As quickly and precipitously as we saw the number of cases rise, they will drop. Not today, not next week, but soon. The number of deaths will drop even more sharply as needed supplies return to hospitals and testing becomes more widely available. Restrictions will slowly be lifted. By and by, elements of life as we knew it will return, and with it, jobs and investments. The virus will recede to the dark place from whence it came. The great mill wheel of the American economy will creakily resume turning, and we will all get to feel hope again. We will attend to our friends and loved ones, and make plans, and have fun.
And when that day comes, how different will it all feel to us? How will we have been changed by this experience, and what will we do about it? Will we hold a stranger’s gaze long enough to let them know we see them, or will we avoid eye contact and move on? Will we be more attuned to the ordinary acts of heroism around us, or will they fade into the background of daily life?
Blaise Pascal once said, “All of humanity’s problems stem from man’s inability to sit quietly in a room alone.” Perhaps now, more than ever, we see the truth of that aphorism. We were not meant to sit quietly in a room alone, but to interact. To see, and talk to each other, and touch. Whether to laugh or cry, to celebrate or to mourn, we were meant to do it together.

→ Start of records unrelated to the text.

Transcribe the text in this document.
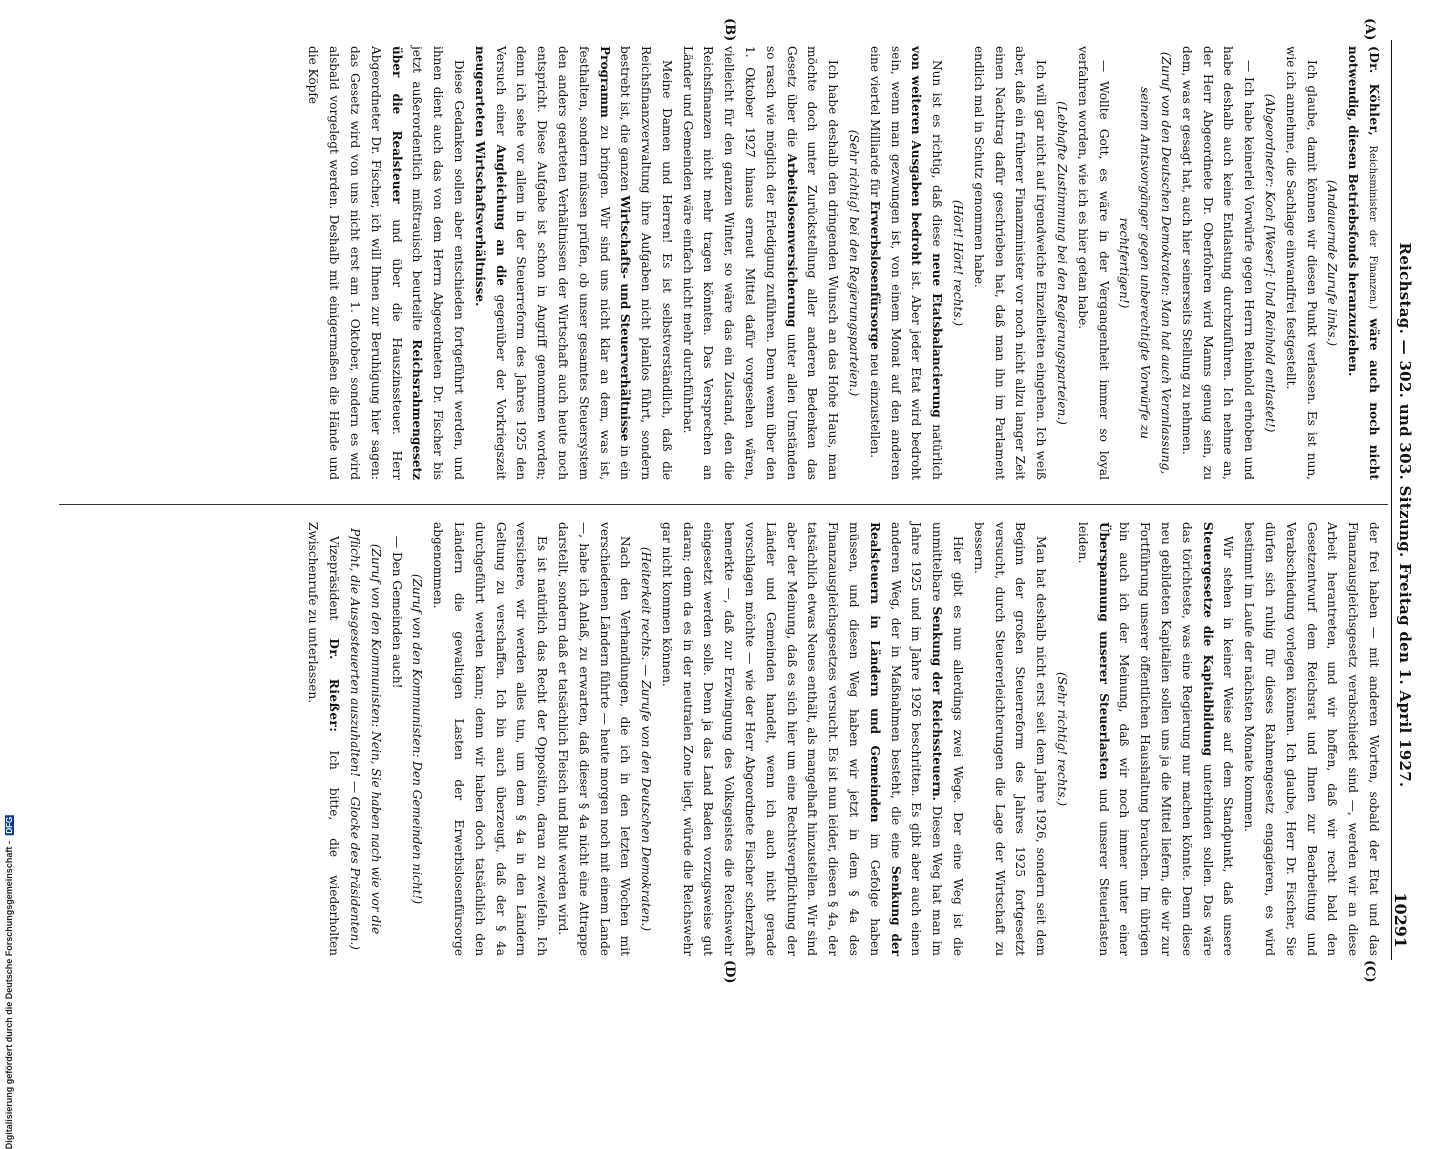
Digitalisierung gefördert durch die Deutsche Forschungsgemeinschaft - DFG
Reichstag. — 302. und 303. Sitzung. Freitag den 1. April 1927.
10291
(A)
(B)
(C)
(D)

(Dr. Köhler, Reichsminister der Finanzen.) wäre auch noch nicht notwendig, diesen Betriebsfonds heranzuziehen.

(Andauernde Zurufe links.)

Ich glaube, damit können wir diesen Punkt verlassen. Es ist nun, wie ich annehme, die Sachlage einwandfrei festgestellt.

(Abgeordneter: Koch [Weser]: Und Reinhold entlastet!)

— Ich habe keinerlei Vorwürfe gegen Herrn Reinhold erhoben und habe deshalb auch keine Entlastung durchzuführen. Ich nehme an, der Herr Abgeordnete Dr. Oberfohren wird Manns genug sein, zu dem, was er gesagt hat, auch hier seinerseits Stellung zu nehmen.

(Zuruf von den Deutschen Demokraten: Man hat auch Veranlassung, seinem Amtsvorgänger gegen unberechtigte Vorwürfe zu rechtfertigen!)

— Wollte Gott, es wäre in der Vergangenheit immer so loyal verfahren worden, wie ich es hier getan habe.

(Lebhafte Zustimmung bei den Regierungsparteien.)

Ich will gar nicht auf irgendwelche Einzelheiten eingehen. Ich weiß aber, daß ein früherer Finanzminister vor noch nicht allzu langer Zeit einen Nachtrag dafür geschrieben hat, daß man ihn im Parlament endlich mal in Schutz genommen habe.

(Hört! Hört! rechts.)

Nun ist es richtig, daß diese neue Etatsbalancierung natürlich von weiteren Ausgaben bedroht ist. Aber jeder Etat wird bedroht sein, wenn man gezwungen ist, von einem Monat auf den anderen eine viertel Milliarde für Erwerbslosenfürsorge neu einzustellen.

(Sehr richtig! bei den Regierungsparteien.)

Ich habe deshalb den dringenden Wunsch an das Hohe Haus, man möchte doch unter Zurückstellung aller anderen Bedenken das Gesetz über die Arbeitslosenversicherung unter allen Umständen so rasch wie möglich der Erledigung zuführen. Denn wenn über den 1. Oktober 1927 hinaus erneut Mittel dafür vorgesehen wären, vielleicht für den ganzen Winter, so wäre das ein Zustand, den die Reichsfinanzen nicht mehr tragen könnten. Das Versprechen an Länder und Gemeinden wäre einfach nicht mehr durchführbar.

Meine Damen und Herren! Es ist selbstverständlich, daß die Reichsfinanzverwaltung ihre Aufgaben nicht planlos führt, sondern bestrebt ist, die ganzen Wirtschafts- und Steuerverhältnisse in ein Programm zu bringen. Wir sind uns nicht klar an dem, was ist, festhalten, sondern müssen prüfen, ob unser gesamtes Steuersystem den anders gearteten Verhältnissen der Wirtschaft auch heute noch entspricht. Diese Aufgabe ist schon in Angriff genommen worden; denn ich sehe vor allem in der Steuerreform des Jahres 1925 den Versuch einer Angleichung an die gegenüber der Vorkriegszeit neugearteten Wirtschaftsverhältnisse.

Diese Gedanken sollen aber entschieden fortgeführt werden, und ihnen dient auch das von dem Herrn Abgeordneten Dr. Fischer bis jetzt außerordentlich mißtrauisch beurteilte Reichsrahmengesetz über die Realsteuer und über die Hauszinssteuer. Herr Abgeordneter Dr. Fischer, ich will Ihnen zur Beruhigung hier sagen: das Gesetz wird von uns nicht erst am 1. Oktober, sondern es wird alsbald vorgelegt werden. Deshalb mit einigermaßen die Hände und die Köpfe

der frei haben — mit anderen Worten, sobald der Etat und das Finanzausgleichsgesetz verabschiedet sind —, werden wir an diese Arbeit herantreten, und wir hoffen, daß wir recht bald den Gesetzentwurf dem Reichsrat und Ihnen zur Bearbeitung und Verabschiedung vorlegen können. Ich glaube, Herr Dr. Fischer, Sie dürfen sich ruhig für dieses Rahmengesetz engagieren, es wird bestimmt im Laufe der nächsten Monate kommen.

Wir stehen in keiner Weise auf dem Standpunkt, daß unsere Steuergesetze die Kapitalbildung unterbinden sollen. Das wäre das törichteste, was eine Regierung nur machen könnte. Denn diese neu gebildeten Kapitalien sollen uns ja die Mittel liefern, die wir zur Fortführung unserer öffentlichen Haushaltung brauchen. Im übrigen bin auch ich der Meinung, daß wir noch immer unter einer Überspannung unserer Steuerlasten und unserer Steuerlasten leiden.

(Sehr richtig! rechts.)

Man hat deshalb nicht erst seit dem Jahre 1926, sondern seit dem Beginn der großen Steuerreform des Jahres 1925 fortgesetzt versucht, durch Steuererleichterungen die Lage der Wirtschaft zu bessern.

Hier gibt es nun allerdings zwei Wege. Der eine Weg ist die unmittelbare Senkung der Reichssteuern. Diesen Weg hat man im Jahre 1925 und im Jahre 1926 beschritten. Es gibt aber auch einen anderen Weg, der in Maßnahmen besteht, die eine Senkung der Realsteuern in Ländern und Gemeinden im Gefolge haben müssen, und diesen Weg haben wir jetzt in dem § 4a des Finanzausgleichsgesetzes versucht. Es ist nun leider, diesen § 4a, der tatsächlich etwas Neues enthält, als mangelhaft hinzustellen. Wir sind aber der Meinung, daß es sich hier um eine Rechtsverpflichtung der Länder und Gemeinden handelt, wenn ich auch nicht gerade vorschlagen möchte — wie der Herr Abgeordnete Fischer scherzhaft bemerkte —, daß zur Erzwingung des Volksgeistes die Reichswehr eingesetzt werden solle. Denn ja das Land Baden vorzugsweise gut daran; denn da es in der neutralen Zone liegt, würde die Reichswehr gar nicht kommen können.

(Heiterkeit rechts. — Zurufe von den Deutschen Demokraten.)

Nach den Verhandlungen, die ich in den letzten Wochen mit verschiedenen Ländern führte — heute morgen noch mit einem Lande —, habe ich Anlaß, zu erwarten, daß dieser § 4a nicht eine Attrappe darstellt, sondern daß er tatsächlich Fleisch und Blut werden wird.

Es ist natürlich das Recht der Opposition, daran zu zweifeln. Ich versichere, wir werden alles tun, um dem § 4a in den Ländern Geltung zu verschaffen. Ich bin auch überzeugt, daß der § 4a durchgeführt werden kann; denn wir haben doch tatsächlich den Ländern die gewaltigen Lasten der Erwerbslosenfürsorge abgenommen.

(Zuruf von den Kommunisten: Den Gemeinden nicht!)

— Den Gemeinden auch!

(Zuruf von den Kommunisten: Nein, Sie haben nach wie vor die Pflicht, die Ausgesteuerten auszuhalten! — Glocke des Präsidenten.)

Vizepräsident Dr. Rießer: Ich bitte, die wiederholten Zwischenrufe zu unterlassen.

What delicious irony would it be for a deadly virus to be the thing that reminds us, now and forevermore, of the depth of our shared humanity?
Look around you. The technology that many of us could only dream about as kids is here, right now, in our homes. Technology so powerful, it can bring us together when we aren’t even together. We can deliver knowledge and entertainment across oceans instantaneously. We have clean water and cutting-edge medicine. Our global community has never gained more distance from poverty ,though there is still a long, long way to go. There is much to hope for, and to expect, from the future. It’s worth waiting for.
We’re all tired, we’re all scared, and we’re all eager for things to return to normal. But how often in a lifetime do we get to step out of its continuum and see it not as participants, but as observers? Let us all seize this opportunity to examine our lives and all we’ve taken for granted. Let us assign new value to human connection. Let us finally acknowledge the towering difficulty and monumental importance of educating our children. And let us finally define health and wellbeing as inalienable human rights.
Most importantly, however, let us restore and renew our faith in the truth, for nothing is more virulent or destructive than ignorance. Any society that does not hold the truth among its highest ideals would be better served by stepping into the abyss.
Nothing is less American than giving up. And, so, we will not. While the storm rattles our windows, we will sit quietly in our rooms and wait for it to pass. And when we emerge, by God, we will see the sun with new eyes. Earlier I told you we stand together at a precipice. The only way to do that is shoulder to shoulder, heel to toe, and heart to heart.
Hold fast, hold true, and I will see you all on the other side. Good night and good health to you all.